Orban peut tout, et il ose tout
Cette nouvelle Constitution qui doit remplacer la précédente, établie par le régime communiste en 1949 et « nettoyée » de ses scories marxistes en 1990, devrait être adoptée par le Parlement le 25 avril prochain, à l’occasion du premier anniversaire de la victoire électorale du Fidesz, le parti de Viktor Orban. Or, pour lui, son retour au pouvoir – il avait déjà exercé les fonctions de Premier ministre de 1998 à 2002 – n’est pas une simple alternance démocratique, mais une « révolution par les urnes ».
Fort d’une majorité des deux tiers au Parlement monocaméral, Orban peut tout, et il ose tout.

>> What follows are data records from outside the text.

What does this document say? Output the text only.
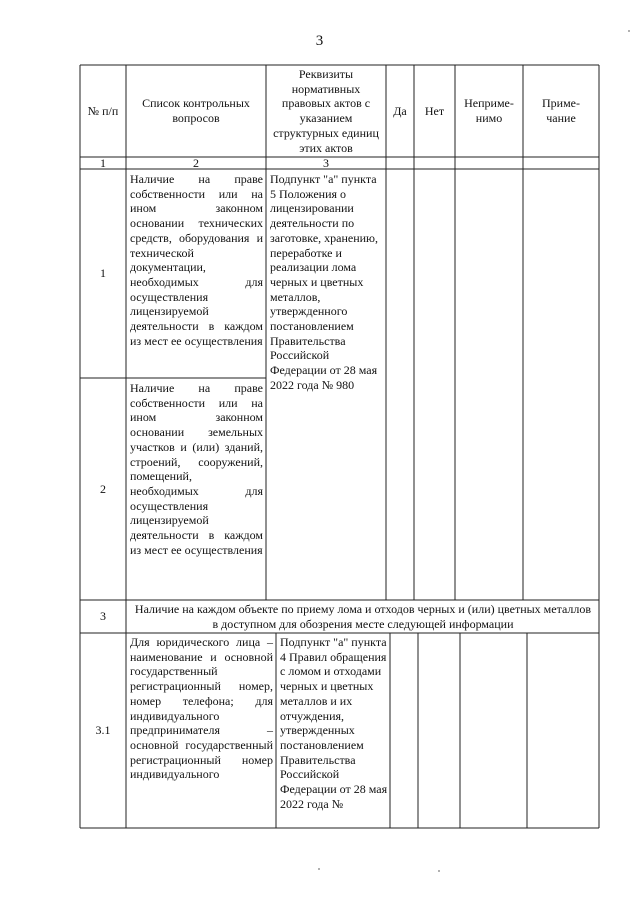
3
№ п/п
Список контрольных вопросов
Реквизиты нормативных правовых актов с указанием структурных единиц этих актов
Да Нет
Неприме-нимо
Приме-чание
1	2	3
1
Наличие на праве собственности или на ином законном основании технических средств, оборудования и технической документации, необходимых для осуществления лицензируемой деятельности в каждом из мест ее осуществления
Подпункт "а" пункта 5 Положения о лицензировании деятельности по заготовке, хранению, переработке и реализации лома черных и цветных металлов, утвержденного постановлением Правительства Российской Федерации от 28 мая 2022 года № 980
2
Наличие на праве собственности или на ином законном основании земельных участков и (или) зданий, строений, сооружений, помещений, необходимых для осуществления лицензируемой деятельности в каждом из мест ее осуществления
3
Наличие на каждом объекте по приему лома и отходов черных и (или) цветных металлов в доступном для обозрения месте следующей информации
3.1
Для юридического лица – наименование и основной государственный регистрационный номер, номер телефона; для индивидуального предпринимателя – основной государственный регистрационный номер индивидуального
Подпункт "а" пункта 4 Правил обращения с ломом и отходами черных и цветных металлов и их отчуждения, утвержденных постановлением Правительства Российской Федерации от 28 мая 2022 года №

Le seul obstacle potentiel à la mise en œuvre de son programme, qui conjugue nationalisme exacerbé, cléricalisme revendiqué et populisme sans complexe, réside dans la vigilance – tout aussi potentielle – de l’Union européenne. Celle-ci était d’autant plus nécessaire que la Hongrie assure la présidence tournante de l’UE pour six mois, depuis le 1er Janvier 2011. Viktor Orban a certes subi quelques interpellations musclées au Parlement européen où Daniel Cohn-Bendit l’a comparé à Hugo Chavez, mais rien de bien grave, car le soutien du principal parti de l’Assemblée de Strasbourg, le PPE (démocrates-chrétiens et conservateurs), dont le Fidesz est membre, lui est acquis.
La Commission, en revanche est parvenue à le faire reculer partiellement à propos de la nouvelle loi sur la presse, qui enjoignait les médias de procéder à un « traitement équilibré » de l’actualité politique, sous peine d’amendes énormes infligées par un « Conseil supérieur des médias » entièrement composé de fidèles de Viktor Orban. L’exigence du « traitement équilibré » a été mise entre parenthèses jusqu’à la fin de la présidence hongroise de l’UE, mais les opposants craignent qu’elle revienne par la fenêtre dès le mois de juillet prochain.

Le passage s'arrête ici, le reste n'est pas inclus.